With the Canadian composer and pianist Douglas Finch, he co-founded the New Lights Festival in London in 2018 – a festival devoted to contemporary currents in music. The festival explores ideas of newness – from unique collaborations to new compositions, from innovative performance approaches to improvisatory works. The festival has continually expanded since its inception; with performances taking place at both the historic King Charles Court at the Old Royal Naval College and the Cutty Sark in Greenwich. 

In 2023, he also started the New Lights Forum – which involves in-depth interviews with artists and intellectuals and for which he has served as principal curator. Arising from his engagement with documentary form, he released Fugal Travels in 2020 – a contrapuntal radio documentary work which weaves together the voices of six eminent experts speaking about the music of JS Bach. The structure of the work was inspired by the six-part ricercare from the Musical Offering, using some of textures as an model for its construction. 

In 2020 he became a Loubser Fellow - joining a small number of internationally acclaimed artists. While in 2022, he was appointed Lead Curator of the new digital exhibition space, PLF Projects & Artefacts. The design-faze for this new initiative has just been recently completed and is set to be unveiled this year. The projects and artefacts on the site are presented in both two-dimensional and three-dimensional formats; with the latter presented as a digital gallery space, where people can explore the projects in a more interactive way. 

Educated at Trinity College Dublin, the University of Oxford and as a Fulbright Scholar at the Peabody Institute of the Johns Hopkins University, he subsequently went on to become Head of the Keyboard Faculty of the Royal Irish Academy of Music - one of the youngest such appointments in its 175-year history. Between 2015 and 2018, he was Head of Piano and Keyboard Instruments at Trinity Laban Conservatoire of Music and Dance in London and while continuing to serve on the faculty of both these institutions, was appointed Full Professor of Music at the Royal Irish Academy of Music in June 2021; and in 2024 was appointed once again as its new Head of the Keyboard Faculty. 

He has given master classes around the world – from the United Kingdom to China, from Italy to Japan, from the United States to South Korea, and many other countries besides. Whilst, since 2016, he has served on numerous occasions, as External Specialist for the Royal College of Music in London and the Royal Conservatoire of Scotland in Glasgow. 

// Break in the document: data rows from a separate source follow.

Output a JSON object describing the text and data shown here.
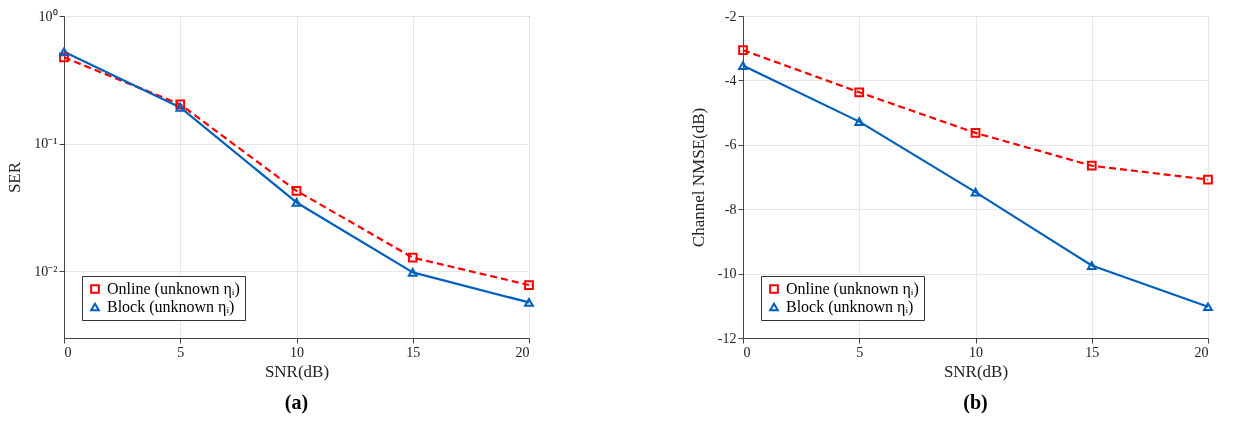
{
  "chart_data": [
    {
      "type": "line",
      "xlabel": "SNR(dB)",
      "ylabel": "SER",
      "annotations": [
        "(a)"
      ],
      "x": [
        0,
        5,
        10,
        15,
        20
      ],
      "xlim": [
        0,
        20
      ],
      "xticks": [
        0,
        5,
        10,
        15,
        20
      ],
      "ylim": [
        0.003,
        1
      ],
      "log": "y",
      "yticks": [
        {
          "value": 1,
          "label": "10⁰"
        },
        {
          "value": 0.1,
          "label": "10⁻¹"
        },
        {
          "value": 0.01,
          "label": "10⁻²"
        }
      ],
      "grid": true,
      "legend": "bottom left",
      "series": [
        {
          "name": "Online (unknown ηᵢ)",
          "color": "#ff0000",
          "marker": "square",
          "line_style": "dashed",
          "values": [
            0.474,
            0.203,
            0.0427,
            0.0128,
            0.0078
          ]
        },
        {
          "name": "Block (unknown ηᵢ)",
          "color": "#0060bd",
          "marker": "triangle",
          "line_style": "solid",
          "values": [
            0.524,
            0.192,
            0.0346,
            0.0098,
            0.0057
          ]
        }
      ]
    },
    {
      "type": "line",
      "xlabel": "SNR(dB)",
      "ylabel": "Channel NMSE(dB)",
      "annotations": [
        "(b)"
      ],
      "x": [
        0,
        5,
        10,
        15,
        20
      ],
      "xlim": [
        0,
        20
      ],
      "xticks": [
        0,
        5,
        10,
        15,
        20
      ],
      "ylim": [
        -12,
        -2
      ],
      "yticks": [
        -12,
        -10,
        -8,
        -6,
        -4,
        -2
      ],
      "grid": true,
      "legend": "bottom left",
      "series": [
        {
          "name": "Online (unknown ηᵢ)",
          "color": "#ff0000",
          "marker": "square",
          "line_style": "dashed",
          "values": [
            -3.06,
            -4.37,
            -5.63,
            -6.65,
            -7.08
          ]
        },
        {
          "name": "Block (unknown ηᵢ)",
          "color": "#0060bd",
          "marker": "triangle",
          "line_style": "solid",
          "values": [
            -3.54,
            -5.28,
            -7.47,
            -9.75,
            -11.03
          ]
        }
      ]
    }
  ]
}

From his longstanding interest in literature, he produced his first poetry collection which was highly commended in the 2015 Patrick Kavanagh Poetry Awards. In more recent years, he has developed new hybrid works, featuring poetic declamation and drama accompanied by ancient instruments. The first of these was completed in 2023 and is scheduled to be recorded at the Greenwich Studio Theatre in London on June 22nd, 2024.